Her clothes were heavy with wetness and her cloak gave no comfort. Round her middle her stomacher was stiff like a board, cutting her in two. Covered up as she was, her hair in a tight cap over her ears, she was still cold as ice and her fingers were frozen.

They were clip-clopping along the track but it was getting harder to see ahead, and the steaming old nag stumbled again and snorted. Wet snow was covering their tracks behind them, and she sensed danger. Why was she here alone in the dark with this stranger? We are lost, she thought, and there was menace in the old man’s greasy smile. Edging away from him, from the stench of dung, her belly was churning and fear was creeping up her body, freezing her legs and her hands into wood.

On and on they trundled but in the half-light it was getting harder to fathom out where they were heading. She did not know this road. She had never left Bankwell but to go visiting with Mama in Settle and Wintergill.

Then they came to a steep slope and the poor horse slipped, lurching Anona into the ribs of the stranger, who cackled and tried to hug her tight. The nag gathered himself with fright and started to pull harder and harder, skating over the ice, slithering faster and faster, rocking them from side to side down the hill. The old man tried to ‘who-oah’ the creature, to lash it with his whip, cursing with strange words she couldn’t understand.

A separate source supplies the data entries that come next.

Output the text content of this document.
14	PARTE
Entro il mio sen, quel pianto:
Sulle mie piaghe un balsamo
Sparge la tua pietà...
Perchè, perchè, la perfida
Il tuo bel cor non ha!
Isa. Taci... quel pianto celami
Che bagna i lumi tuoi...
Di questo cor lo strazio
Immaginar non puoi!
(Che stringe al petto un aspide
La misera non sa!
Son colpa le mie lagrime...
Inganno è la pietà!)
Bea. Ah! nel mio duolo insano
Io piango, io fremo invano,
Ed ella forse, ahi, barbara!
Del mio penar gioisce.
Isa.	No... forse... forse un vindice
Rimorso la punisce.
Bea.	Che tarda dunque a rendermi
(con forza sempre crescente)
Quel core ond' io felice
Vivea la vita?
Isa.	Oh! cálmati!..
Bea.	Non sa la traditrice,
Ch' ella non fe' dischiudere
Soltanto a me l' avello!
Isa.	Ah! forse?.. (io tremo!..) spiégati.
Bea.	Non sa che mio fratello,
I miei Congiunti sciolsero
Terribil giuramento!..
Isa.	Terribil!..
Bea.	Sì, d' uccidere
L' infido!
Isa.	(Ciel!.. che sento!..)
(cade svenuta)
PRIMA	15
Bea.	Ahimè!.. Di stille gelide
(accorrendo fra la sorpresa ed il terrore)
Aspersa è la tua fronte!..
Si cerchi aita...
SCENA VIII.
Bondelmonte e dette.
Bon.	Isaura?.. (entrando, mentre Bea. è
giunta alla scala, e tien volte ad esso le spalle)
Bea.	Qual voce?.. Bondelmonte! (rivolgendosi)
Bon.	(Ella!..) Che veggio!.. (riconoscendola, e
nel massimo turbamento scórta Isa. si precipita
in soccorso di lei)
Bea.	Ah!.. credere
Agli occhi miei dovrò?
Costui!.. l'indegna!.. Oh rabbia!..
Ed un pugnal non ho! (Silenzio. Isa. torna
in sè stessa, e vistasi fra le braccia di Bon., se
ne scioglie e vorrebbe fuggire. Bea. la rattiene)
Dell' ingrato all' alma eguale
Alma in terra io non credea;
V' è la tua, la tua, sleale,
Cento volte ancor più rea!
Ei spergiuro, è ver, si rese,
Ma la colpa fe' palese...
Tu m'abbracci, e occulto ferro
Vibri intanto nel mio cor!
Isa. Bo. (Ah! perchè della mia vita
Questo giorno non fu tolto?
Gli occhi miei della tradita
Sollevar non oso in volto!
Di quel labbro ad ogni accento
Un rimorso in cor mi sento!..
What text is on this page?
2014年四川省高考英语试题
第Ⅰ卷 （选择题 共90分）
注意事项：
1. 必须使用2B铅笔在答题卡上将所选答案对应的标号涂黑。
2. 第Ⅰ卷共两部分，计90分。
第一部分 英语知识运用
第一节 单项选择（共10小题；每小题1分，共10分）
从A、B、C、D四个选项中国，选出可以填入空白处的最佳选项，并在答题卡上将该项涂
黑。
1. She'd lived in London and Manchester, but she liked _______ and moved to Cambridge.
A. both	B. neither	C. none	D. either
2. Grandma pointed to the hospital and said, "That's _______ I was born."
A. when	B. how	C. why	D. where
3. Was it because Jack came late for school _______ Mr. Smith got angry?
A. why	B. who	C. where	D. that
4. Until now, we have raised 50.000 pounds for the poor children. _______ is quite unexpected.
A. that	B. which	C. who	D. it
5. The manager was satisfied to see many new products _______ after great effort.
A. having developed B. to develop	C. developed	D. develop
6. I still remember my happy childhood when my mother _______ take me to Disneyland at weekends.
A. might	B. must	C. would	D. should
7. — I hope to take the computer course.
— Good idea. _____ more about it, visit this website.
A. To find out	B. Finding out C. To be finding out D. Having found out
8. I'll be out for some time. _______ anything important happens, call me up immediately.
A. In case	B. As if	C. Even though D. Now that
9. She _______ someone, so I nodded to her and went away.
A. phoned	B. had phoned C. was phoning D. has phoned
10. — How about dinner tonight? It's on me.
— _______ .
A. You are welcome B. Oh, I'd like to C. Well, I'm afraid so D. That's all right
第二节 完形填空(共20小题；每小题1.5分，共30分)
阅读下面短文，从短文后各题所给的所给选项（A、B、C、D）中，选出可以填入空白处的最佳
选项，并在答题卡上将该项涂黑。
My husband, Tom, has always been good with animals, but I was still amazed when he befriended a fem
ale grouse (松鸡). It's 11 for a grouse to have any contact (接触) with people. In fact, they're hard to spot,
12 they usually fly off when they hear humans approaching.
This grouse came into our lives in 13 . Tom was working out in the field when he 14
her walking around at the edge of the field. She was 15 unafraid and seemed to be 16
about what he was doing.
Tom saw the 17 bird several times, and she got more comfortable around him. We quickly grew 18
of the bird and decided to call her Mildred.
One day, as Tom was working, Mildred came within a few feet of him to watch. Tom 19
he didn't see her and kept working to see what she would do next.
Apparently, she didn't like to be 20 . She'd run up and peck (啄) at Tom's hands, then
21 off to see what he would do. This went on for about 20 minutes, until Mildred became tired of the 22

Clinging for dear life on to the side of the old wooden cart, jolted by the motion, she felt sick. Her throat screamed out with terror at this spinning-top ride, ‘Mama! Mama! Save us!’ But there was no one there to help them as the horse shot round the bend into the stone dyke and the cart tipped on its side on top of the man, who screamed in mortal agony.

Anona was flung into the air. It was the carter who took the weight of the wooden wheels on his back. Barrels scattered and rolled like cannons. She landed in the soft snow unharmed, but her head was spinning.

‘I want Mama, I want my mama!’ she cried into the dawn light. The snow had stopped and she looked down at the man with horror.

‘I can’t lift the wheel,’ she cried out, but no one came. The man looked at her with empty staring eyes and said not another word.

The nag lay on its side, helpless, and she wept icy tears for the poor animal’s leg was all twisted. She watched the wheels of the cart turning as if in some daydream. She had to find help. Wrapping the wet cloak around her body, she felt the squelch of dampness in her leather boots, her skirts dragged her down. Was it better to go back up the hill and follow the track home to Mama or to go on while she could?